Defense attorney Shannon Sexton filed notice with the Newport court of plans to argue his client ingested so much caffeine in the days leading up to the killing that it rendered him temporarily insane -- unable even to form the intent of committing a crime.And psychologist Robert Noelker has provided an expert opinion to bolster this patently absurd defense:
In the weeks preceding May 4, 2009, Woody Smith told Noelker, he hadn't been sleeping, in part out of fear his wife would take their two children and leave him.
"The next several hours of Mr. Smith's life, were described to me as if he were in a daze," Noelker wrote in a report.
After sleeping intermittently, Smith had nap with one child he picked up from school at midday at a school near their home in Dayton, Ky., across the Ohio River from Cincinnati. After picking up the second child later that day, Smith said he went to his mother and stepfather's house.
He described feeling "out of control," weeping to the point of being unable to communicate. Smith eventually confided in his stepfather, Noelker wrote, "I think my wife is dead..."

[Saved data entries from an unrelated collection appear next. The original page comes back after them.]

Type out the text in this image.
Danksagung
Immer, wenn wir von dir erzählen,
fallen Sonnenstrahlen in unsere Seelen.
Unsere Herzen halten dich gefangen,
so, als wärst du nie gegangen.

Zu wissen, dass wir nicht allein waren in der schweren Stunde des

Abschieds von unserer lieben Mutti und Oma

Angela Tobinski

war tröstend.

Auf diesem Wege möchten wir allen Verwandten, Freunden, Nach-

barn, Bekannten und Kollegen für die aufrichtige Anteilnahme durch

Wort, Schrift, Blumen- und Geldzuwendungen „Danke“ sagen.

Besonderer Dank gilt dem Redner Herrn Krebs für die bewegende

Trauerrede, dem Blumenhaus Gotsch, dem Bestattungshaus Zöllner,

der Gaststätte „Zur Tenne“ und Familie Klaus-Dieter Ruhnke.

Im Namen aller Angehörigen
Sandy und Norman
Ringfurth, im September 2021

Noelker said he determined Smith was open to "brief psychosis" brought on by sleep deprivation, which was caused by the heavy ingestion of diet pills and caffeine in the weeks leading up to his wife's death.
"It is my opinion that this disorder was the direct result of psychosis due to severe insomnia," Noelker wrote in a report filed in Smith's case. Noelker is expected to be called as a defense witness.
Yes, Kentucky does offer a voluntary intoxication defense (see, KRS 501.080(1)).